Let me pause a moment to detail how I'm calculating the length of the dipole.  Wavelength (λ) is equal to the speed of light (c) divided by the frequency (f).  So:

λ = c/f

An important thing to note here is that c isn't always c, if you take my meaning.  Generally speaking, if someone mentions c in the context of the speed of light, they mean the speed of light (or other electromagnetic radiation) in a vacuum.  In (e.g.) a metal, however, electromagnetic radiation moves more slowly.  So we introduce a velocity factor, a number that describes just how much slower electromagnetic radiation is going to move in the material than in free space.  If we call the velocity factor v, then we get:

λ = cv/f

This is good.  By introducing the velocity factor into the equation, we can more precisely model how electromagnetic radiation (e.g. radio waves) is going to behave in the wire of the dipole.  But I don't have a velocity factor for steel wire (which is what they make wire hangers out of), so I'm just going to use a value of 1 for v

So, back to the antenna, if I want a minimum frequency of 494 MHz, I want to start with a dipole about 12" long.  I can always trim it down later if I need to.

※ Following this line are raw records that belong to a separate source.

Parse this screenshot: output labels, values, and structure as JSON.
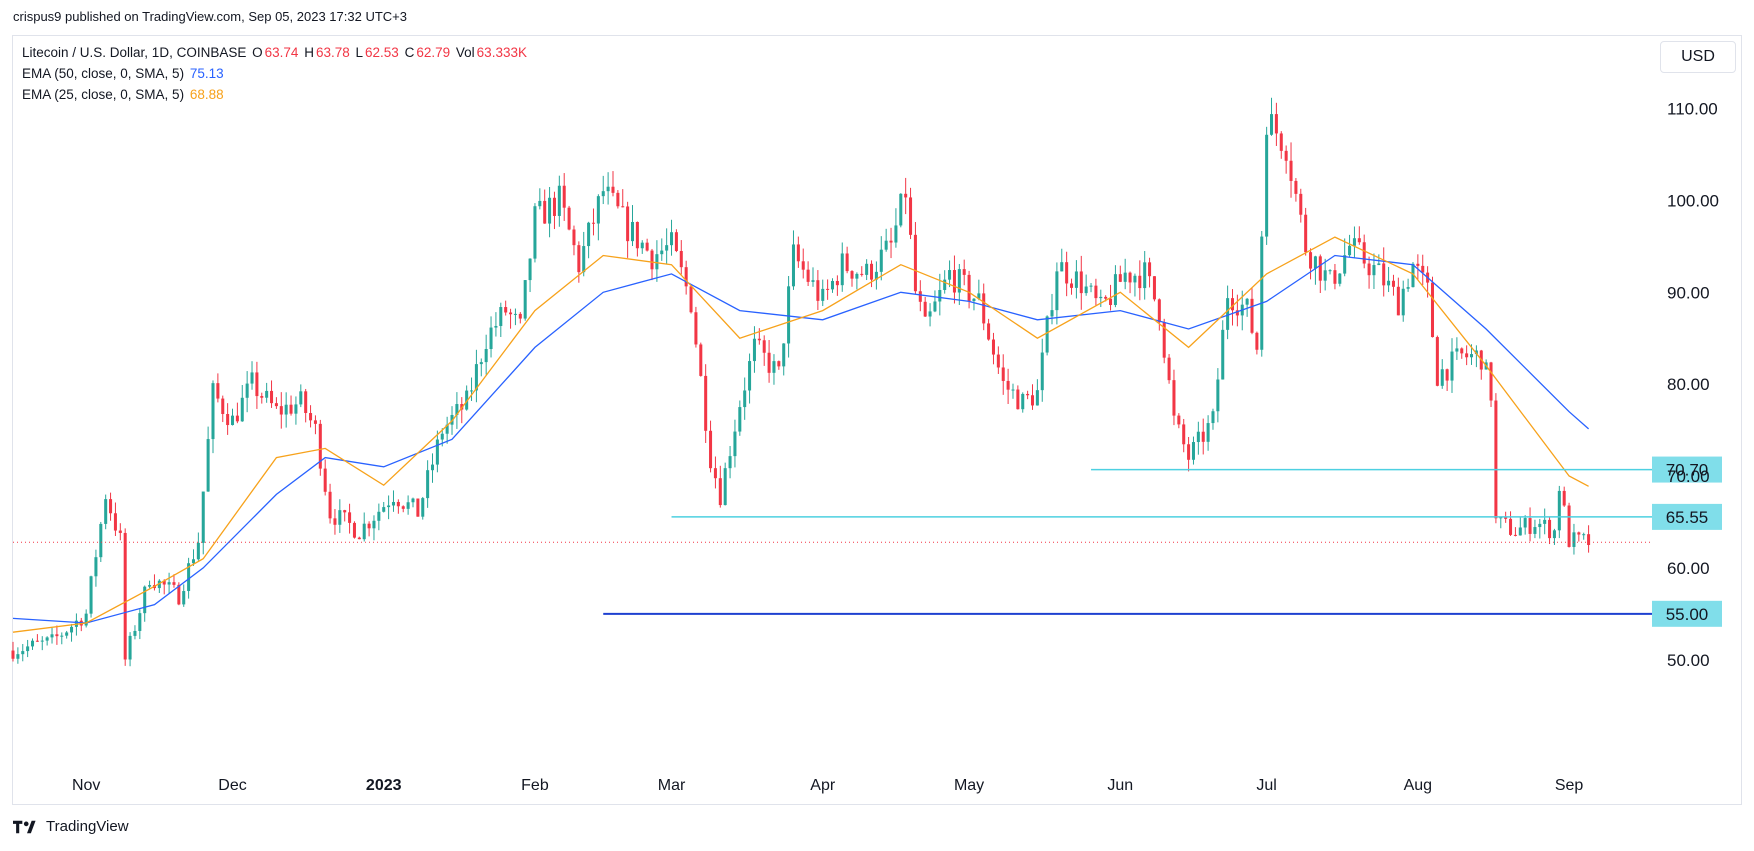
{
  "caption": "crispus9 published on TradingView.com, Sep 05, 2023 17:32 UTC+3",
  "legend": {
    "symbol": "Litecoin / U.S. Dollar, 1D, COINBASE",
    "o_label": "O",
    "o_value": "63.74",
    "h_label": "H",
    "h_value": "63.78",
    "l_label": "L",
    "l_value": "62.53",
    "c_label": "C",
    "c_value": "62.79",
    "vol_label": "Vol",
    "vol_value": "63.333K",
    "ema50_label": "EMA (50, close, 0, SMA, 5)",
    "ema50_value": "75.13",
    "ema25_label": "EMA (25, close, 0, SMA, 5)",
    "ema25_value": "68.88"
  },
  "currency": "USD",
  "footer": {
    "brand": "TradingView"
  },
  "colors": {
    "up": "#26a69a",
    "down": "#f23645",
    "ema50": "#2962ff",
    "ema25": "#f7a21b",
    "support_line": "#4dd0e1",
    "support_label_bg": "#80deea",
    "strong_support": "#1e40d0",
    "text": "#131722",
    "price_line": "#f23645"
  },
  "chart_data": {
    "type": "candlestick",
    "title": "Litecoin / U.S. Dollar, 1D, COINBASE",
    "ylim": [
      38,
      118
    ],
    "y_ticks": [
      50,
      60,
      70,
      80,
      90,
      100,
      110
    ],
    "y_tick_labels": [
      "50.00",
      "60.00",
      "70.00",
      "80.00",
      "90.00",
      "100.00",
      "110.00"
    ],
    "x_ticks": [
      {
        "label": "Nov",
        "date": "2022-11-01"
      },
      {
        "label": "Dec",
        "date": "2022-12-01"
      },
      {
        "label": "2023",
        "date": "2023-01-01",
        "bold": true
      },
      {
        "label": "Feb",
        "date": "2023-02-01"
      },
      {
        "label": "Mar",
        "date": "2023-03-01"
      },
      {
        "label": "Apr",
        "date": "2023-04-01"
      },
      {
        "label": "May",
        "date": "2023-05-01"
      },
      {
        "label": "Jun",
        "date": "2023-06-01"
      },
      {
        "label": "Jul",
        "date": "2023-07-01"
      },
      {
        "label": "Aug",
        "date": "2023-08-01"
      },
      {
        "label": "Sep",
        "date": "2023-09-01"
      }
    ],
    "x_range": [
      "2022-10-17",
      "2023-09-18"
    ],
    "closes": [
      {
        "date": "2022-10-17",
        "close": 51
      },
      {
        "date": "2022-10-25",
        "close": 52
      },
      {
        "date": "2022-11-01",
        "close": 55
      },
      {
        "date": "2022-11-05",
        "close": 68
      },
      {
        "date": "2022-11-08",
        "close": 63
      },
      {
        "date": "2022-11-09",
        "close": 50
      },
      {
        "date": "2022-11-14",
        "close": 59
      },
      {
        "date": "2022-11-20",
        "close": 57
      },
      {
        "date": "2022-11-24",
        "close": 63
      },
      {
        "date": "2022-11-27",
        "close": 79
      },
      {
        "date": "2022-12-01",
        "close": 76
      },
      {
        "date": "2022-12-05",
        "close": 80
      },
      {
        "date": "2022-12-10",
        "close": 77
      },
      {
        "date": "2022-12-15",
        "close": 78
      },
      {
        "date": "2022-12-18",
        "close": 75
      },
      {
        "date": "2022-12-21",
        "close": 66
      },
      {
        "date": "2022-12-27",
        "close": 64
      },
      {
        "date": "2023-01-03",
        "close": 68
      },
      {
        "date": "2023-01-08",
        "close": 66
      },
      {
        "date": "2023-01-13",
        "close": 75
      },
      {
        "date": "2023-01-18",
        "close": 78
      },
      {
        "date": "2023-01-22",
        "close": 85
      },
      {
        "date": "2023-01-26",
        "close": 88
      },
      {
        "date": "2023-01-29",
        "close": 86
      },
      {
        "date": "2023-02-01",
        "close": 98
      },
      {
        "date": "2023-02-06",
        "close": 100
      },
      {
        "date": "2023-02-10",
        "close": 93
      },
      {
        "date": "2023-02-15",
        "close": 101
      },
      {
        "date": "2023-02-20",
        "close": 97
      },
      {
        "date": "2023-02-25",
        "close": 94
      },
      {
        "date": "2023-03-01",
        "close": 95
      },
      {
        "date": "2023-03-05",
        "close": 89
      },
      {
        "date": "2023-03-09",
        "close": 72
      },
      {
        "date": "2023-03-11",
        "close": 68
      },
      {
        "date": "2023-03-15",
        "close": 78
      },
      {
        "date": "2023-03-18",
        "close": 84
      },
      {
        "date": "2023-03-23",
        "close": 81
      },
      {
        "date": "2023-03-26",
        "close": 94
      },
      {
        "date": "2023-04-01",
        "close": 89
      },
      {
        "date": "2023-04-05",
        "close": 93
      },
      {
        "date": "2023-04-10",
        "close": 92
      },
      {
        "date": "2023-04-15",
        "close": 95
      },
      {
        "date": "2023-04-18",
        "close": 101
      },
      {
        "date": "2023-04-20",
        "close": 90
      },
      {
        "date": "2023-04-22",
        "close": 86
      },
      {
        "date": "2023-04-27",
        "close": 92
      },
      {
        "date": "2023-05-03",
        "close": 89
      },
      {
        "date": "2023-05-08",
        "close": 80
      },
      {
        "date": "2023-05-12",
        "close": 78
      },
      {
        "date": "2023-05-15",
        "close": 79
      },
      {
        "date": "2023-05-19",
        "close": 93
      },
      {
        "date": "2023-05-24",
        "close": 91
      },
      {
        "date": "2023-05-28",
        "close": 88
      },
      {
        "date": "2023-06-02",
        "close": 92
      },
      {
        "date": "2023-06-06",
        "close": 92
      },
      {
        "date": "2023-06-09",
        "close": 88
      },
      {
        "date": "2023-06-12",
        "close": 76
      },
      {
        "date": "2023-06-15",
        "close": 72
      },
      {
        "date": "2023-06-20",
        "close": 76
      },
      {
        "date": "2023-06-23",
        "close": 90
      },
      {
        "date": "2023-06-27",
        "close": 88
      },
      {
        "date": "2023-06-29",
        "close": 84
      },
      {
        "date": "2023-07-01",
        "close": 109
      },
      {
        "date": "2023-07-05",
        "close": 106
      },
      {
        "date": "2023-07-09",
        "close": 95
      },
      {
        "date": "2023-07-14",
        "close": 91
      },
      {
        "date": "2023-07-18",
        "close": 95
      },
      {
        "date": "2023-07-24",
        "close": 92
      },
      {
        "date": "2023-07-28",
        "close": 89
      },
      {
        "date": "2023-07-31",
        "close": 93
      },
      {
        "date": "2023-08-03",
        "close": 90
      },
      {
        "date": "2023-08-05",
        "close": 81
      },
      {
        "date": "2023-08-10",
        "close": 83
      },
      {
        "date": "2023-08-14",
        "close": 83
      },
      {
        "date": "2023-08-16",
        "close": 79
      },
      {
        "date": "2023-08-17",
        "close": 65
      },
      {
        "date": "2023-08-21",
        "close": 64
      },
      {
        "date": "2023-08-25",
        "close": 65
      },
      {
        "date": "2023-08-29",
        "close": 64
      },
      {
        "date": "2023-08-30",
        "close": 69
      },
      {
        "date": "2023-09-01",
        "close": 63
      },
      {
        "date": "2023-09-05",
        "close": 62.79
      }
    ],
    "ema50": [
      {
        "date": "2022-10-17",
        "value": 54.5
      },
      {
        "date": "2022-11-01",
        "value": 54
      },
      {
        "date": "2022-11-15",
        "value": 56
      },
      {
        "date": "2022-11-25",
        "value": 60
      },
      {
        "date": "2022-12-10",
        "value": 68
      },
      {
        "date": "2022-12-20",
        "value": 72
      },
      {
        "date": "2023-01-01",
        "value": 71
      },
      {
        "date": "2023-01-15",
        "value": 74
      },
      {
        "date": "2023-02-01",
        "value": 84
      },
      {
        "date": "2023-02-15",
        "value": 90
      },
      {
        "date": "2023-03-01",
        "value": 92
      },
      {
        "date": "2023-03-15",
        "value": 88
      },
      {
        "date": "2023-04-01",
        "value": 87
      },
      {
        "date": "2023-04-17",
        "value": 90
      },
      {
        "date": "2023-05-01",
        "value": 89
      },
      {
        "date": "2023-05-15",
        "value": 87
      },
      {
        "date": "2023-06-01",
        "value": 88
      },
      {
        "date": "2023-06-15",
        "value": 86
      },
      {
        "date": "2023-07-01",
        "value": 89
      },
      {
        "date": "2023-07-15",
        "value": 94
      },
      {
        "date": "2023-07-31",
        "value": 93
      },
      {
        "date": "2023-08-15",
        "value": 86
      },
      {
        "date": "2023-09-01",
        "value": 77
      },
      {
        "date": "2023-09-05",
        "value": 75.13
      }
    ],
    "ema25": [
      {
        "date": "2022-10-17",
        "value": 53
      },
      {
        "date": "2022-11-01",
        "value": 54
      },
      {
        "date": "2022-11-15",
        "value": 58
      },
      {
        "date": "2022-11-25",
        "value": 61
      },
      {
        "date": "2022-12-10",
        "value": 72
      },
      {
        "date": "2022-12-20",
        "value": 73
      },
      {
        "date": "2023-01-01",
        "value": 69
      },
      {
        "date": "2023-01-15",
        "value": 76
      },
      {
        "date": "2023-02-01",
        "value": 88
      },
      {
        "date": "2023-02-15",
        "value": 94
      },
      {
        "date": "2023-03-01",
        "value": 93
      },
      {
        "date": "2023-03-15",
        "value": 85
      },
      {
        "date": "2023-04-01",
        "value": 88
      },
      {
        "date": "2023-04-17",
        "value": 93
      },
      {
        "date": "2023-05-01",
        "value": 90
      },
      {
        "date": "2023-05-15",
        "value": 85
      },
      {
        "date": "2023-06-01",
        "value": 90
      },
      {
        "date": "2023-06-15",
        "value": 84
      },
      {
        "date": "2023-07-01",
        "value": 92
      },
      {
        "date": "2023-07-15",
        "value": 96
      },
      {
        "date": "2023-07-31",
        "value": 92
      },
      {
        "date": "2023-08-15",
        "value": 82
      },
      {
        "date": "2023-09-01",
        "value": 70
      },
      {
        "date": "2023-09-05",
        "value": 68.88
      }
    ],
    "levels": [
      {
        "value": 70.7,
        "label": "70.70",
        "from": "2023-05-26",
        "style": "support"
      },
      {
        "value": 65.55,
        "label": "65.55",
        "from": "2023-03-01",
        "style": "support"
      },
      {
        "value": 55.0,
        "label": "55.00",
        "from": "2023-02-15",
        "style": "strong"
      }
    ],
    "last_price": 62.79
  }
}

Now, let's get to building!  To start with, I'm going to cut my wire hangers into 8 12" pieces.  And this is tougher than it sounds.  A pair of dikes (diagonal cutters) won't cut it.  Tin snips won't do it.  A stout pair of side-cutters (or "Kleins", electrician's pliers) might do it, but I don't have a pair of those.  What I'm doing instead is taking a big pair of dikes and gripping the wire where I want it to break, then just wiggling the hanger back and forth until it breaks.  Metal fatigue FTW!
8 12" dipoles

As you can see, some of these aren't exactly straight.  A number of wire hangers came from the dry cleaner, and they only have metal on top - the bottom is just thick paper.  So I straightened those as best I could.  I also sanded the center of each dipole because  I'm going to short all the dipoles along each side together at the center.

Dipoles bent so that the distance between each leg is roughly 3"

Here are the bent dipoles.  I've tried to keep the spacing between the two legs to about 3 inches.

Now comes the fun part: drilling the holes and mounting the dipoles.  I got a cordless drill as an early Christmas present; time to put it through its paces!

As per the plans, I drew a line across the board at 2" from one end, then 3 more lines at 5 1/4" intervals (so marks at 2", 7.25", 12.5", and 17.75").  These lines are where the two dipoles in each antenna bay will be placed.

Next, I made two perpendicular marks on each line, 1" apart.  I like things to be even, so I centered the marks, placing them 1.25" from each edge (a 2 x 4 is actually 3.5" wide).  I then drilled pilot holes at each mark for the deck screws.
Here you can see the board with the deck screws already part of the way in.  This makes it easier to place the elements and the connection wire.  I also have two small steel washers on each screw.  The lower holds the dipole element to the board.  The upper will pinch the connection wire between it and the lower washer, providing electrical connectivity.

Next, I added the connection wires between each element. I used insulated wire, and I only stripped those parts of the wire that were going to be in electrical contact with an antenna element.  I've also stripped a place in the center of the antenna to connect the balun.

Here you can see the deck screws where the balun will connect.  Like the other screws, these have washers on them to improve the electrical connection between the wire and the balun.
And this is the antenna with the balun attached.  This is a usable antenna right now, but it's omnidirectional.  Adding a reflector, as recommended in the original plans, will increase the gain of the antenna, but you might want to try this antenna as-is and see how well it works for you. 

I mounted the antenna, sans reflector, in my basement and attached it to my TV.  I'm able to pull in all the stations that TV Fool says are available in my area, including the two analog low-power stations.  But none of those transmitters are more than 30 miles from me, and I don't have any channels from further away.  Once I get the antenna mounted outside, and the reflector attached, I'll report back.